John Wood came under pressure due to concerns on the short-term outlook for their US gas turbine maintenance business and worries about the order flow in the oil-service business. D Carnegie lost 11% on the uncertain outlook for capital markets. Pusan Bank and Daegu Bank in Korea lost 7% and 6.2% in the overall weakness of the Korean market. Jenoptik issued a convertible bond to refinance some of its debt and improve its capital base to build its business and dropped 11.3%.

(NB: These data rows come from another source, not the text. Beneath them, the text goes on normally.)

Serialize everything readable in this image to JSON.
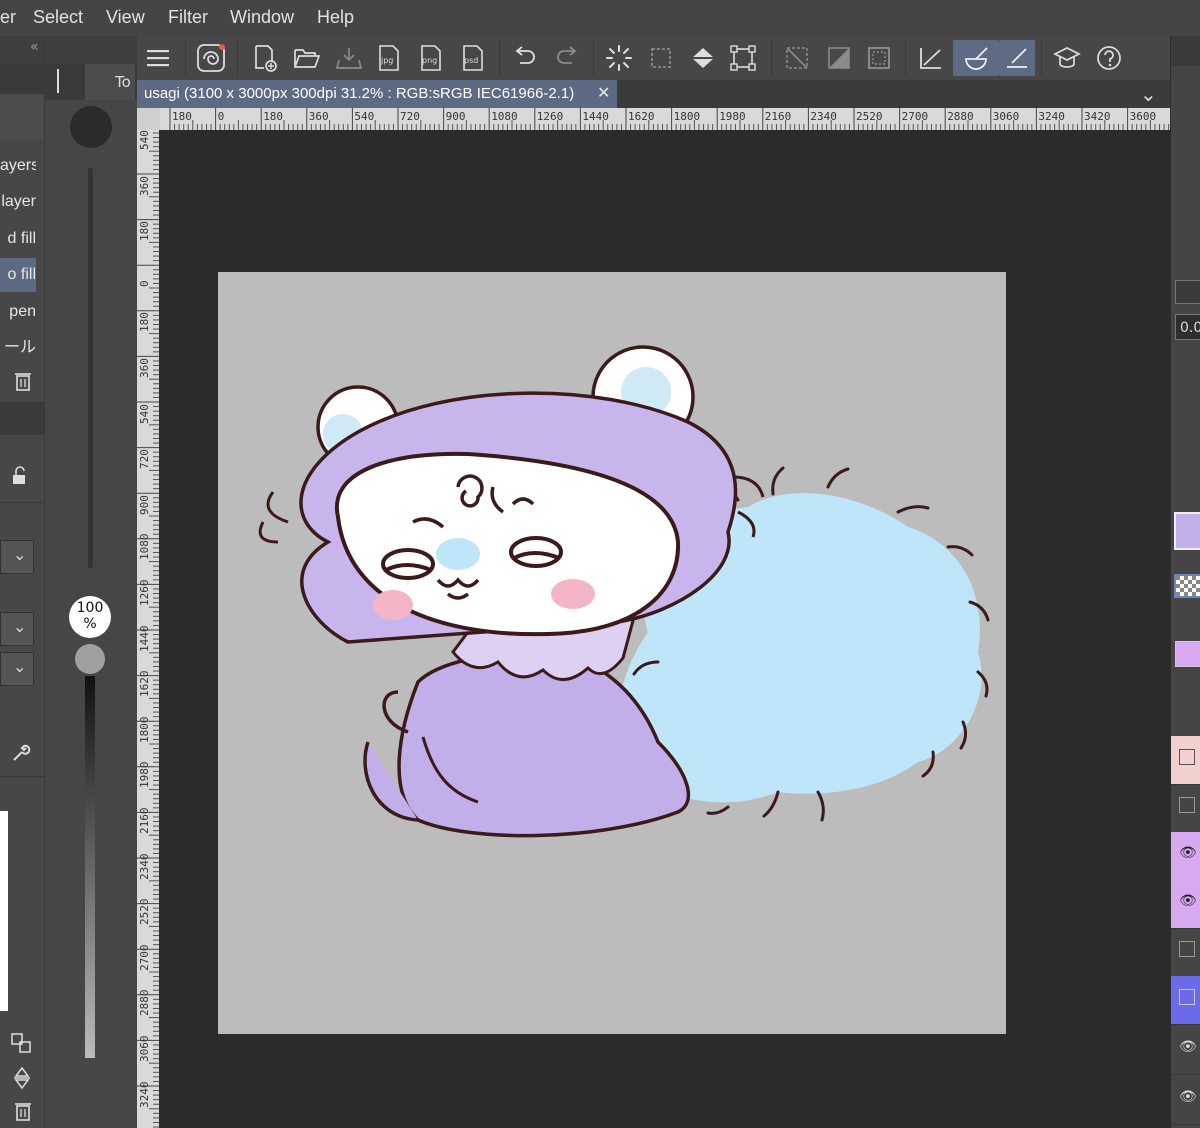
{
  "menu": {
    "items": [
      "er",
      "Select",
      "View",
      "Filter",
      "Window",
      "Help"
    ]
  },
  "left_panel": {
    "items": [
      "ayers",
      "layer",
      "d fill",
      "o fill",
      "pen",
      "ール"
    ]
  },
  "size_panel": {
    "tab_label": "To",
    "opacity_value": "100",
    "opacity_unit": "%"
  },
  "document_tab": {
    "title": "usagi (3100 x 3000px 300dpi 31.2% : RGB:sRGB IEC61966-2.1)"
  },
  "ruler": {
    "h_labels": [
      "180",
      "0",
      "180",
      "360",
      "540",
      "720",
      "900",
      "1080",
      "1260",
      "1440",
      "1620",
      "1800",
      "1980",
      "2160",
      "2340",
      "2520",
      "2700",
      "2880",
      "3060",
      "3240",
      "3420",
      "3600"
    ],
    "v_labels": [
      "540",
      "360",
      "180",
      "0",
      "180",
      "360",
      "540",
      "720",
      "900",
      "1080",
      "1260",
      "1440",
      "1620",
      "1800",
      "1980",
      "2160",
      "2340",
      "2520",
      "2700",
      "2880",
      "3060",
      "3240"
    ]
  },
  "right_panel": {
    "value_field": "0.0"
  },
  "colors": {
    "accent_active_tool": "#5e6b84",
    "paper": "#bcbcbc",
    "character_purple": "#c2aee8",
    "fluff_blue": "#bfe6f8",
    "line_brown": "#3a1a1a",
    "cheek_pink": "#f4b6c6"
  }
}
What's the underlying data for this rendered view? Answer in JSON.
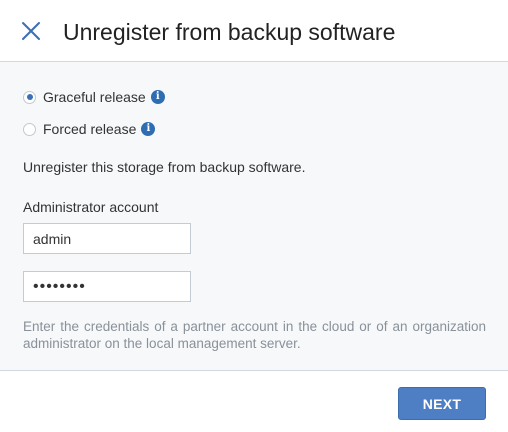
{
  "dialog": {
    "title": "Unregister from backup software",
    "close_icon": "close-icon"
  },
  "release_options": [
    {
      "label": "Graceful release",
      "selected": true,
      "info_icon": "info-icon"
    },
    {
      "label": "Forced release",
      "selected": false,
      "info_icon": "info-icon"
    }
  ],
  "description": "Unregister this storage from backup software.",
  "account": {
    "label": "Administrator account",
    "username_value": "admin",
    "password_value": "••••••••"
  },
  "hint": "Enter the credentials of a partner account in the cloud or of an organization administrator on the local management server.",
  "footer": {
    "next_label": "NEXT"
  },
  "colors": {
    "accent": "#3b6fb6",
    "button": "#4e7fc4",
    "body_background": "#f6f8fa",
    "hint_text": "#8a9199"
  }
}
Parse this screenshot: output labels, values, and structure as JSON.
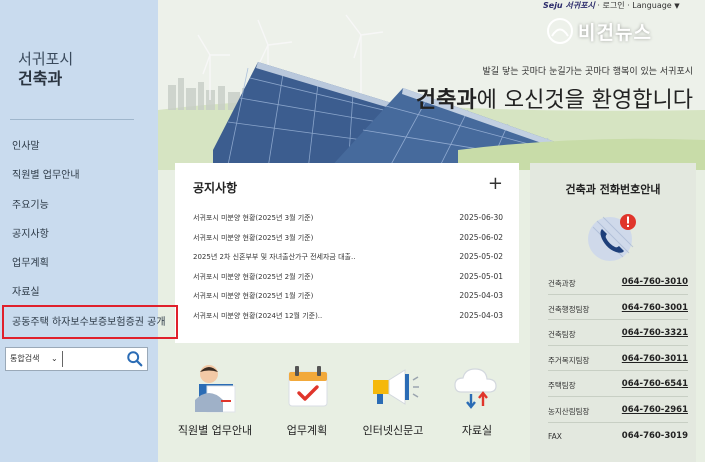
{
  "sidebar": {
    "region": "서귀포시",
    "dept": "건축과",
    "items": [
      {
        "label": "인사말"
      },
      {
        "label": "직원별 업무안내"
      },
      {
        "label": "주요기능"
      },
      {
        "label": "공지사항"
      },
      {
        "label": "업무계획"
      },
      {
        "label": "자료실"
      },
      {
        "label": "공동주택 하자보수보증보험증권 공개"
      }
    ],
    "search": {
      "scope": "통합검색",
      "value": ""
    }
  },
  "topbar": {
    "logo": "Seju 서귀포시",
    "separator1": "·",
    "login": "로그인",
    "separator2": "·",
    "language": "Language"
  },
  "watermark": "비건뉴스",
  "hero": {
    "slogan": "발길 닿는 곳마다 눈길가는 곳마다 행복이 있는 서귀포시",
    "welcome_bold": "건축과",
    "welcome_rest": "에 오신것을 환영합니다"
  },
  "notice": {
    "title": "공지사항",
    "plus": "+",
    "rows": [
      {
        "title": "서귀포시 미분양 현황(2025년 3월 기준)",
        "date": "2025-06-30"
      },
      {
        "title": "서귀포시 미분양 현황(2025년 3월 기준)",
        "date": "2025-06-02"
      },
      {
        "title": "2025년 2차 신혼부부 및 자녀출산가구 전세자금 대출..",
        "date": "2025-05-02"
      },
      {
        "title": "서귀포시 미분양 현황(2025년 2월 기준)",
        "date": "2025-05-01"
      },
      {
        "title": "서귀포시 미분양 현황(2025년 1월 기준)",
        "date": "2025-04-03"
      },
      {
        "title": "서귀포시 미분양 현황(2024년 12월 기준)..",
        "date": "2025-04-03"
      }
    ]
  },
  "phone": {
    "title": "건축과 전화번호안내",
    "rows": [
      {
        "label": "건축과장",
        "number": "064-760-3010"
      },
      {
        "label": "건축행정팀장",
        "number": "064-760-3001"
      },
      {
        "label": "건축팀장",
        "number": "064-760-3321"
      },
      {
        "label": "주거복지팀장",
        "number": "064-760-3011"
      },
      {
        "label": "주택팀장",
        "number": "064-760-6541"
      },
      {
        "label": "농지산림팀장",
        "number": "064-760-2961"
      },
      {
        "label": "FAX",
        "number": "064-760-3019"
      }
    ]
  },
  "quick": [
    {
      "label": "직원별 업무안내",
      "icon": "staff-icon"
    },
    {
      "label": "업무계획",
      "icon": "calendar-check-icon"
    },
    {
      "label": "인터넷신문고",
      "icon": "megaphone-icon"
    },
    {
      "label": "자료실",
      "icon": "cloud-download-icon"
    }
  ],
  "colors": {
    "highlight": "#e0202b",
    "sidebar": "#c9dbee",
    "accent": "#2b6cb5"
  }
}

In the reporting period we had net inflows and added to a broad range of names in our portfolio. In addition we also build a new position in Bearingpoint, a US based IT consulting business. The company had expanded its European operations through acquisitions in Germany at the peak of the cycle and has struggled since then to integrate these businesses. We now see some sighs for a stabilization of the business. It seems that demand picks up again and utilization improves, and margins could improve through better management of subcontractors.
We sold our position in Koram Bank after a takeover offer from Citigroup and sold out of Mayne Group, the Australian pharmaceutical and health Service Company, after the stock had reached our price target.

Outlook
Strong second-quarter results from major corporations will be welcomed by equity markets - but much more important will be the forward statements that accompany these results. The rise in interest rates, disappointing job creation figures and the end of various fiscal stimuli mean that U.S. consumer spending will have to be closely watched, as will inflation. The U.S. presidential elections will also begin to loom larger as we move through the summer. However, if the global economy remains on track and inflation and corporate earnings hold their own, the modest performance delivered by equity markets in the first half of this year could be the silver lining for more sustained growth in these markets over the next few quarters. Despite their strong out performance relative to large caps over the past year, we believe that economic growth, plus the opportunities inherent in 'value'-type smaller cap companies, should provide continued support for this asset class over the coming 12 months.